The problem for Nextdoor is that its active membership is even more skewed towards older folk than Facebook.


When your president has a social media profile and regularily uses it, then that particular platform is dead.


Doctorow is engaging in an awful lot of wishcasting here.


Isn't he always?


I think there’s fair reason to believe that VR is compelling, simply from personal experience the imagination runs wild the first time you try the quest or similar. Not sure why there’s so much confusion about the promise of meta vr. I cannot imagine a future where desk based workers aren’t using VR.

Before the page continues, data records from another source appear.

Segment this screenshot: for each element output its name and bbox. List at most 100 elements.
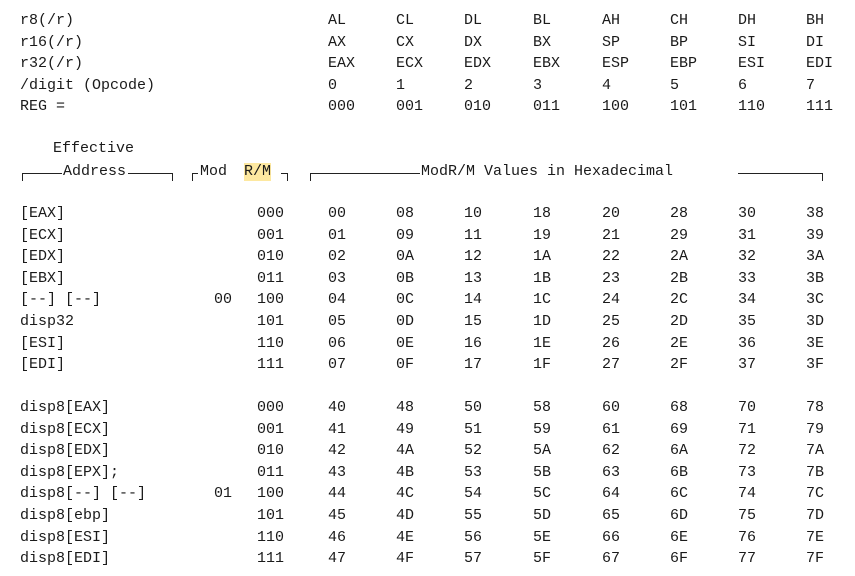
modrm-value-cell: 08 xyxy=(396,205,415,222)
mod-cell: 00 xyxy=(214,291,233,308)
modrm-value-cell: 76 xyxy=(738,529,757,546)
modrm-value-cell: 6F xyxy=(670,550,689,567)
modrm-value-cell: 7D xyxy=(806,507,825,524)
modrm-value-cell: 51 xyxy=(464,421,483,438)
modrm-value-cell: 01 xyxy=(328,227,347,244)
header-cell: EBP xyxy=(670,55,698,72)
modrm-value-cell: 38 xyxy=(806,205,825,222)
modrm-value-cell: 70 xyxy=(738,399,757,416)
modrm-value-cell: 20 xyxy=(602,205,621,222)
modrm-value-cell: 14 xyxy=(464,291,483,308)
header-cell: 001 xyxy=(396,98,424,115)
modrm-value-cell: 06 xyxy=(328,335,347,352)
modrm-value-cell: 53 xyxy=(464,464,483,481)
header-cell: 2 xyxy=(464,77,474,94)
modrm-value-cell: 35 xyxy=(738,313,757,330)
modrm-value-cell: 46 xyxy=(328,529,347,546)
modrm-value-cell: 10 xyxy=(464,205,483,222)
header-row-label: /digit (Opcode) xyxy=(20,77,156,94)
modrm-value-cell: 59 xyxy=(533,421,552,438)
modrm-value-cell: 4A xyxy=(396,442,415,459)
modrm-value-cell: 39 xyxy=(806,227,825,244)
rm-cell: 001 xyxy=(257,227,285,244)
address-rule-right xyxy=(128,173,172,174)
modrm-value-cell: 36 xyxy=(738,335,757,352)
modrm-value-cell: 0B xyxy=(396,270,415,287)
header-cell: CH xyxy=(670,12,689,29)
modrm-value-cell: 4D xyxy=(396,507,415,524)
modrm-value-cell: 6E xyxy=(670,529,689,546)
modrm-value-cell: 62 xyxy=(602,442,621,459)
modrm-value-cell: 29 xyxy=(670,227,689,244)
modrm-value-cell: 43 xyxy=(328,464,347,481)
modrm-value-cell: 1C xyxy=(533,291,552,308)
modrm-value-cell: 34 xyxy=(738,291,757,308)
header-cell: 6 xyxy=(738,77,748,94)
effective-address-cell: disp8[EDX] xyxy=(20,442,111,459)
header-cell: 7 xyxy=(806,77,816,94)
modrm-value-cell: 0C xyxy=(396,291,415,308)
modrm-value-cell: 7B xyxy=(806,464,825,481)
header-cell: EDX xyxy=(464,55,492,72)
modrm-value-cell: 56 xyxy=(464,529,483,546)
header-cell: SI xyxy=(738,34,757,51)
modrm-value-cell: 0F xyxy=(396,356,415,373)
modrm-value-cell: 17 xyxy=(464,356,483,373)
header-cell: CL xyxy=(396,12,415,29)
header-row-label: r16(/r) xyxy=(20,34,84,51)
header-cell: BL xyxy=(533,12,552,29)
modrm-value-cell: 5B xyxy=(533,464,552,481)
address-header: Address xyxy=(63,163,127,180)
modrm-value-cell: 42 xyxy=(328,442,347,459)
modrm-value-cell: 16 xyxy=(464,335,483,352)
modrm-value-cell: 7C xyxy=(806,485,825,502)
modrm-value-cell: 33 xyxy=(738,270,757,287)
modrm-value-cell: 48 xyxy=(396,399,415,416)
modrm-value-cell: 18 xyxy=(533,205,552,222)
modrm-value-cell: 61 xyxy=(602,421,621,438)
rm-cell: 111 xyxy=(257,356,285,373)
values-bracket-left xyxy=(310,173,311,181)
modrm-value-cell: 64 xyxy=(602,485,621,502)
modrm-value-cell: 4E xyxy=(396,529,415,546)
header-cell: 011 xyxy=(533,98,561,115)
modrm-value-cell: 40 xyxy=(328,399,347,416)
modrm-value-cell: 6A xyxy=(670,442,689,459)
effective-address-cell: disp8[EPX]; xyxy=(20,464,120,481)
modrm-value-cell: 11 xyxy=(464,227,483,244)
header-cell: DH xyxy=(738,12,757,29)
effective-address-cell: [--] [--] xyxy=(20,291,102,308)
effective-address-cell: [ECX] xyxy=(20,227,66,244)
modrm-value-cell: 03 xyxy=(328,270,347,287)
modrm-value-cell: 37 xyxy=(738,356,757,373)
modrm-value-cell: 77 xyxy=(738,550,757,567)
rm-cell: 110 xyxy=(257,529,285,546)
modrm-value-cell: 47 xyxy=(328,550,347,567)
rm-cell: 000 xyxy=(257,399,285,416)
modrm-value-cell: 5F xyxy=(533,550,552,567)
modrm-value-cell: 2B xyxy=(670,270,689,287)
modrm-value-cell: 02 xyxy=(328,248,347,265)
rm-cell: 101 xyxy=(257,507,285,524)
modrm-value-cell: 3C xyxy=(806,291,825,308)
header-cell: DL xyxy=(464,12,483,29)
rm-cell: 100 xyxy=(257,291,285,308)
rm-cell: 011 xyxy=(257,270,285,287)
modrm-value-cell: 23 xyxy=(602,270,621,287)
modrm-value-cell: 49 xyxy=(396,421,415,438)
header-cell: EBX xyxy=(533,55,561,72)
modrm-value-cell: 0A xyxy=(396,248,415,265)
header-cell: EAX xyxy=(328,55,356,72)
modrm-value-cell: 66 xyxy=(602,529,621,546)
modrm-value-cell: 45 xyxy=(328,507,347,524)
header-cell: AH xyxy=(602,12,621,29)
effective-address-cell: disp8[EAX] xyxy=(20,399,111,416)
mod-header: Mod xyxy=(200,163,228,180)
header-cell: 5 xyxy=(670,77,680,94)
modrm-value-cell: 73 xyxy=(738,464,757,481)
address-bracket-left xyxy=(22,173,23,181)
modrm-value-cell: 6B xyxy=(670,464,689,481)
modrm-value-cell: 65 xyxy=(602,507,621,524)
effective-address-cell: [EBX] xyxy=(20,270,66,287)
modrm-value-cell: 1D xyxy=(533,313,552,330)
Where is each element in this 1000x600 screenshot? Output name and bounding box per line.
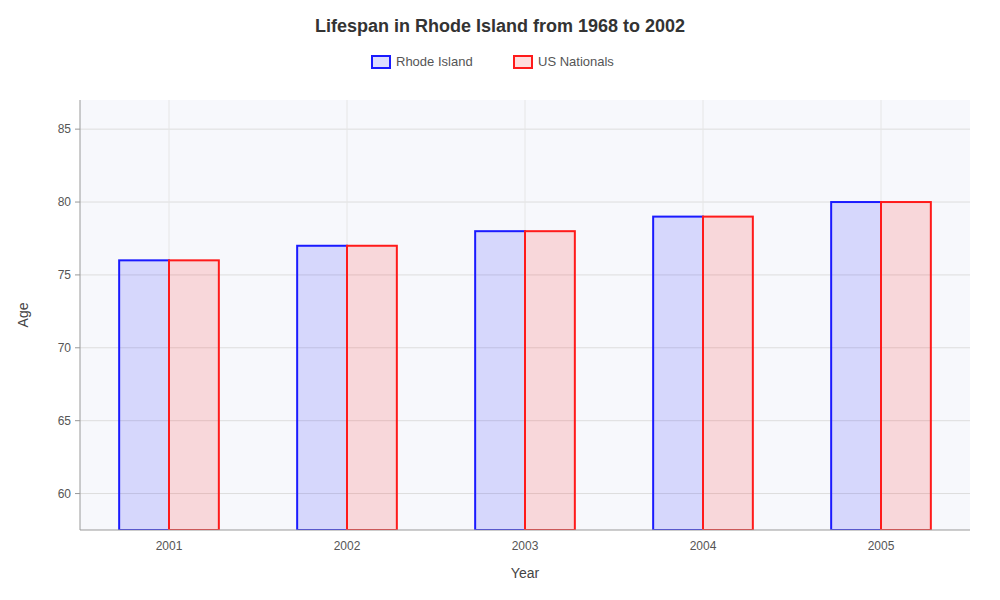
y-axis-label: Age — [15, 302, 31, 327]
bars — [119, 202, 931, 530]
legend-label: US Nationals — [538, 54, 614, 69]
bar — [831, 202, 881, 530]
legend-label: Rhode Island — [396, 54, 473, 69]
x-tick-label: 2003 — [512, 539, 539, 553]
x-tick-label: 2002 — [334, 539, 361, 553]
title: Lifespan in Rhode Island from 1968 to 20… — [315, 16, 685, 36]
bar — [169, 260, 219, 530]
legend-swatch — [372, 56, 390, 68]
bar — [881, 202, 931, 530]
y-tick-label: 70 — [58, 341, 72, 355]
y-tick-label: 85 — [58, 122, 72, 136]
y-tick-label: 80 — [58, 195, 72, 209]
plot-background — [80, 100, 970, 530]
x-axis-label: Year — [511, 565, 540, 581]
bar — [475, 231, 525, 530]
grid — [80, 100, 970, 530]
bar — [653, 217, 703, 530]
y-tick-label: 60 — [58, 487, 72, 501]
bar — [297, 246, 347, 530]
bar — [525, 231, 575, 530]
y-tick — [75, 493, 80, 494]
bar — [119, 260, 169, 530]
y-tick-label: 75 — [58, 268, 72, 282]
y-tick — [75, 347, 80, 348]
y-axis-line — [80, 100, 81, 530]
x-tick-label: 2005 — [868, 539, 895, 553]
chart: 60 65 70 75 80 85 2001 2002 2003 2004 2005 Lifespan… — [0, 0, 1000, 600]
y-tick — [75, 274, 80, 275]
y-tick — [75, 129, 80, 130]
y-tick — [75, 420, 80, 421]
bar — [703, 217, 753, 530]
x-tick-label: 2001 — [156, 539, 183, 553]
y-tick — [75, 202, 80, 203]
x-tick-label: 2004 — [690, 539, 717, 553]
legend-swatch — [514, 56, 532, 68]
x-axis-line — [80, 530, 970, 531]
legend: Rhode Island US Nationals — [372, 54, 614, 69]
bar — [347, 246, 397, 530]
y-tick-label: 65 — [58, 414, 72, 428]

I’m assuming $1.89B doesn’t give them much though, if any power to influence


Since Twitter is now a private company, its owners are free of the host of laws that publicly traded firms have to abide by. There are many things the kingdom could offer Musk in return for a say in Twitter's content. Like money, in such form as personal bribes, donations to his foundation, tax breaks to open a SpaceX office in SA, etc.


That’s a good point, but they could have done that regardless of having ownership, no?